Once their two children had grown up and left home, the awkward quiet between them was like an uninvited guest, at first. Now the silence was an invisible, integral part of their relationship, a testament to the struggle of maintaining a marriage that neither of them seemed to know how to revive.
Dwelling on the sorry state of her marriage, however, was not how Charlene wanted to spend the rest of her drive home. Using her hands-free cell phone, she called her son, Greg, a physical therapist living in Bucks County, Pennsylvania, with his wife, Margot. When he did not answer, Charlene left a message and tried reaching her daughter, Bonnie, now a high-school guidance counselor who had moved to New York City straight from college to share an apartment with several friends who also had a love for the faster-paced city life. No answer at Bonnie’s, either, so Charlene left a message.
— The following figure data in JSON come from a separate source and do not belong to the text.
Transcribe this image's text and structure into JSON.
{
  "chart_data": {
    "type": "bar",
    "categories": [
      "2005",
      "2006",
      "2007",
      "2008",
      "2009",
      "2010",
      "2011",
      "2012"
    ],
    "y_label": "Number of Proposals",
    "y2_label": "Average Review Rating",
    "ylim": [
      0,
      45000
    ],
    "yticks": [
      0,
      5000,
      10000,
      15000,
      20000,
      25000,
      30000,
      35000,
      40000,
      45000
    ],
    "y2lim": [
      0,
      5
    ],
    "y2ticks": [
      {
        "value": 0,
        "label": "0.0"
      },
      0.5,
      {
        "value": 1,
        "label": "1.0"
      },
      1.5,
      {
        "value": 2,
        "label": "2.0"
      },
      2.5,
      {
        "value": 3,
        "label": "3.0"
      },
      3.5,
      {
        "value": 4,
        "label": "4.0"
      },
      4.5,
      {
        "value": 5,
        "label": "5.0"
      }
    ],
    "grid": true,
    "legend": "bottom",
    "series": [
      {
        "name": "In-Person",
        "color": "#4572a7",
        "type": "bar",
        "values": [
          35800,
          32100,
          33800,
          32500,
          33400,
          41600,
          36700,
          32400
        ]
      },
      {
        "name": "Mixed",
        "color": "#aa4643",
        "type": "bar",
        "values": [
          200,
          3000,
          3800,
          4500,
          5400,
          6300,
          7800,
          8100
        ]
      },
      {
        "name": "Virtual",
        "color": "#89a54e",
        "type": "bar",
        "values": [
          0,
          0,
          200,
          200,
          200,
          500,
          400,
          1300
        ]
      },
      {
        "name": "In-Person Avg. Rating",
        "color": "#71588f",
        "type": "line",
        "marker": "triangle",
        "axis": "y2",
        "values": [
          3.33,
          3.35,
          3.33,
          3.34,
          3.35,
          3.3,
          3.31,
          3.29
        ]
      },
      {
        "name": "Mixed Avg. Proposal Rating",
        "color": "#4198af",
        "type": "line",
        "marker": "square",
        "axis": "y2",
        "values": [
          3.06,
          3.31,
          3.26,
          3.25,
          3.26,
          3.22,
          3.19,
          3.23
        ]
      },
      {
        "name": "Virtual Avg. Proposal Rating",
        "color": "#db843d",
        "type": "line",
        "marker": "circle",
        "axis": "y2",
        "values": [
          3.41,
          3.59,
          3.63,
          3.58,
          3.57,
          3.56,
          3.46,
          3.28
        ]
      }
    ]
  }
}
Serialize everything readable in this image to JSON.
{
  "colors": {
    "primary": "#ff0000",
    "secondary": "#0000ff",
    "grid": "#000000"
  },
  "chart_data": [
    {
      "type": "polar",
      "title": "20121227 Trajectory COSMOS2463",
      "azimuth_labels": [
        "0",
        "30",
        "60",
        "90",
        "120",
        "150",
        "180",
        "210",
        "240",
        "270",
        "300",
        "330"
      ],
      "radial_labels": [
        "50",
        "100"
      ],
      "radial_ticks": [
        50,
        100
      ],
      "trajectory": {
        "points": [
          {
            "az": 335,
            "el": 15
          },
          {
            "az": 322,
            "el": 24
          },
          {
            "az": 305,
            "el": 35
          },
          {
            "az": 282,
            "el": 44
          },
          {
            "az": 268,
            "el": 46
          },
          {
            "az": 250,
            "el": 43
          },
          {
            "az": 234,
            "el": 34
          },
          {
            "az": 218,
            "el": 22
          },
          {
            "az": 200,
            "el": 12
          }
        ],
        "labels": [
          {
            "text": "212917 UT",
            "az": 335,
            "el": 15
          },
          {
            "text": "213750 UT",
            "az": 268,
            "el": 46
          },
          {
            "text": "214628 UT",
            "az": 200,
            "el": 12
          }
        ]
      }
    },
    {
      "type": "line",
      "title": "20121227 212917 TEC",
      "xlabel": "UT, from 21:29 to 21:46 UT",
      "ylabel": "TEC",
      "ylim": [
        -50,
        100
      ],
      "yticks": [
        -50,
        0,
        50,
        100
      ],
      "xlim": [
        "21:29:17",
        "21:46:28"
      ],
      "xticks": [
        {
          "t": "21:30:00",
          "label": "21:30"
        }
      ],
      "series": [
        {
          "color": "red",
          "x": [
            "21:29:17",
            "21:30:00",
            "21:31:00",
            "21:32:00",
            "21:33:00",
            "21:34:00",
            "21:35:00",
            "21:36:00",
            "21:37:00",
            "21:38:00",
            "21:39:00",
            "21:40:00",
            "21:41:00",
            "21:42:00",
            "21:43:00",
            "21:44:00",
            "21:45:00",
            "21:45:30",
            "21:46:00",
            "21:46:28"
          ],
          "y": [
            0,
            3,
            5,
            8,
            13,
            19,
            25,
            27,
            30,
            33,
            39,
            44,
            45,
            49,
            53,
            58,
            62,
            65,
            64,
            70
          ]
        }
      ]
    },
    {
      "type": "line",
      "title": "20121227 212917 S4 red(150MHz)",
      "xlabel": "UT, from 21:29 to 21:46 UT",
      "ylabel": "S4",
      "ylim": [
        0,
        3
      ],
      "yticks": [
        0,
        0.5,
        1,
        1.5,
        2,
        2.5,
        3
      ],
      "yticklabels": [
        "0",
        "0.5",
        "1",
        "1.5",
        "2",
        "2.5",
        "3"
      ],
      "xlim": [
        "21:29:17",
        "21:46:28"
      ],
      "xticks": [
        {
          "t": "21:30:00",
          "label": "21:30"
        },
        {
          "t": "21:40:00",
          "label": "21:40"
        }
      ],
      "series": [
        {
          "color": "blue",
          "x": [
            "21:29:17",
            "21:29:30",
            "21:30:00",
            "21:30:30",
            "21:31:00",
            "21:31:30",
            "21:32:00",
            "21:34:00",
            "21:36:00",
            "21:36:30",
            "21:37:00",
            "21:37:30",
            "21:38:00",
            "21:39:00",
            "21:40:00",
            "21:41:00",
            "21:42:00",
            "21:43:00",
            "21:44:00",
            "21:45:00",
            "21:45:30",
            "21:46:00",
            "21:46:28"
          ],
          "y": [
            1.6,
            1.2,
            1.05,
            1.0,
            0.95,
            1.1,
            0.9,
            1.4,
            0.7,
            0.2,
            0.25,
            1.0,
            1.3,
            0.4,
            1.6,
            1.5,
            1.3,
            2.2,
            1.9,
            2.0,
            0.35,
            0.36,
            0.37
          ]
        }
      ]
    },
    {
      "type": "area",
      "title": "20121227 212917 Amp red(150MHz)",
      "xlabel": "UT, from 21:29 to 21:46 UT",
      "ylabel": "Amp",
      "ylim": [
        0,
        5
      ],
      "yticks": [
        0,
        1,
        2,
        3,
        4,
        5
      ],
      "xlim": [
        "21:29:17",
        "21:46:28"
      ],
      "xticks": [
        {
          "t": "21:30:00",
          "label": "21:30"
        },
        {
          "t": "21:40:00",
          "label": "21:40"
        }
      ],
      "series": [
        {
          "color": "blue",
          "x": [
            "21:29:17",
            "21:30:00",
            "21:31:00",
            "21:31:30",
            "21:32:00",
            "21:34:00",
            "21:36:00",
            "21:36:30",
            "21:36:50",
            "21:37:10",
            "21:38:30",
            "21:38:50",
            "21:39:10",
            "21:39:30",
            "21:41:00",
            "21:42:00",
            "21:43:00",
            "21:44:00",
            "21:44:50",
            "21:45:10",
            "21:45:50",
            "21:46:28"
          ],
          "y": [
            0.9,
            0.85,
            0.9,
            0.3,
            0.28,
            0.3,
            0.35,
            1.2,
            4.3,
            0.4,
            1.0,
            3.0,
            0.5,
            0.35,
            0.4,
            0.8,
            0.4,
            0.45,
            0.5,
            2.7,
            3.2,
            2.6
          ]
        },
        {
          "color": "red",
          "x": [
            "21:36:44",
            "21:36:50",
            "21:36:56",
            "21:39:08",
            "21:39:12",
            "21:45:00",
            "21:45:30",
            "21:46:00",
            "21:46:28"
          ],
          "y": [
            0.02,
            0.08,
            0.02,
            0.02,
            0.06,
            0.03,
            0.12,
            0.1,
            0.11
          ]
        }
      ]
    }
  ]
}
She often played telephone tag with the children, and it seemed that this, too, was another sign that the pattern of her life had changed. After being a full-time homemaker and stay-at-home mother, she found owning and operating her business just as demanding, but in different ways. Her mothering days might be well behind her now, but she was blessed to have the kind of store where she could channel her instinct to nurture to her customers.
Nothing, however, seemed to ease the yearning in her heart for the happy marriage she had once shared with Daniel.
For the better part of an hour, she concentrated on the heavy traffic and set her worries aside. When she finally pulled off the highway onto Magnolia Road, she hesitated for a moment, then called Daniel to let him know she was just fifteen minutes from home. To her surprise, he didn’t answer, so she left him a message, too, and then remembered that he was bowling with friends this evening.